You also want to keep the diversity because it is an asset. So this whole thing we started some years back --- it's a Government of India activity now, with educational institutes and the Pune-based C-DAC, or Centre for Development of Advance Computing. Now we have the operating system and search engine software in 10-12 Indian languages. But the question is, if I have to use software I must have application software. And there are hardly any applications in Indian language. We are looking at it, on how to do it, and trying to rope in educational bodies and all that. But none of the organisations is involved.

Now once these 900 million people become computer-literate, then you need many more PCs than now. Every year now, about 6 million PCs are sold in the country, which are imported or locally assembled. Then you would need 25 million PCs a year. For that kind of number, you would also need an indigenous hardware industry. We should not forget -- it's something which I have been saying from Day One -- that IT is both software and hardware. It's not just software. If you do not have both, there is no growth.

As a people, we do a lot of work that is bright. The focus should also be on "useful" work. The opportunity is going to be a lot more if you think about the whole of India.
The government has been supporting a lot of translation work-related projects. There is a lot of talk on translation from English to local languages. I found a lot of bright Johnnies who have done good work translating from English to local languages but no case in the reverse has happened. Today all lower courts, for instance, work in local languages. It is a huge opportunity to translate the local languages to English.

Even TCS has not focussed on hardware. In fact, your rivals like Wipro and HCL have, and now run a sizeable hardware business...
The reason TCS didn't was because of the government. The Department of Electronics said hardware will be manufactured by Electronics Corporation of India Ltd and Bharat Electronics. It's a countrywide thing and you have to think ahead. It takes as much entrepreneurship as software.

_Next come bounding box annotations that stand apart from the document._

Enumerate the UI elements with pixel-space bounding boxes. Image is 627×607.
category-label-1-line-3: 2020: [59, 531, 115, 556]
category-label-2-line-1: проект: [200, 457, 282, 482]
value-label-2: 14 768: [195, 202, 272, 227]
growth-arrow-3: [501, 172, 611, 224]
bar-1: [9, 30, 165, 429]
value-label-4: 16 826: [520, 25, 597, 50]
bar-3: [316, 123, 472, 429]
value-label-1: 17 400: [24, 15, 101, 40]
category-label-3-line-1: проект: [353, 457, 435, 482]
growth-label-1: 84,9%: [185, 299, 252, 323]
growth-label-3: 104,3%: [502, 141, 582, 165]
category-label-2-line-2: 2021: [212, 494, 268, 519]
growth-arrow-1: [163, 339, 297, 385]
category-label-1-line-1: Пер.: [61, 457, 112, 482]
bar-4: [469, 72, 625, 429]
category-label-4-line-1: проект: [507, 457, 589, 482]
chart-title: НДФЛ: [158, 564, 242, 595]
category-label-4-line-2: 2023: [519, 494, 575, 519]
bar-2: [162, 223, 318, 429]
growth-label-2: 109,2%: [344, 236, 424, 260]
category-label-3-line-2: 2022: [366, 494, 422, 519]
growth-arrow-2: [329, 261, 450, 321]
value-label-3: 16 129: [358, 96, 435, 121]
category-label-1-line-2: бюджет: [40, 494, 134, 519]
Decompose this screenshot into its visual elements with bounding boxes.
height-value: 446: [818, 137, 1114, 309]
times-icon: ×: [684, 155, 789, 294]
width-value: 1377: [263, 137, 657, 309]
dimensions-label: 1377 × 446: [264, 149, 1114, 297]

Wipro and HCL did the right thing to have both software and hardware. But how many PCs do they make? Only a few, right? And that, too, they assemble mostly. I am talking of 25 million PCs. If the Wipros, HCLs and Zeniths would have made all the PCs that are required then we would have a significant hardware industry for ourselves.

There was a hardware committee that I chaired in 2001. When I went deeper into it I saw that you need micro-electronics engineers for the hardware industry. At the time India was producing less than 200 of them, while a small country like Israel was producing more than 1,000.

TCS then spoke to IIT Bombay, to professors Dinesh Sharma and Juzer Vasi on how to re-engineer courses in micro-electronics. They did it and handed it over to the ministry of information technology with the request that you run those courses in 100 engineering colleges where they have good physics and engineering departments.

They did it only in 20 colleges due to some constraints. But the thing is in 2008 we produced about 1,000 microelectronics engineers. When we produce 3,000 to 5,000 microelectronics engineers, as my report suggested, then you will become a design leader in the world. Already Intel has got a design centre in Bangalore. Some others also have. Intel is designing its 6-core chip here and not in the US.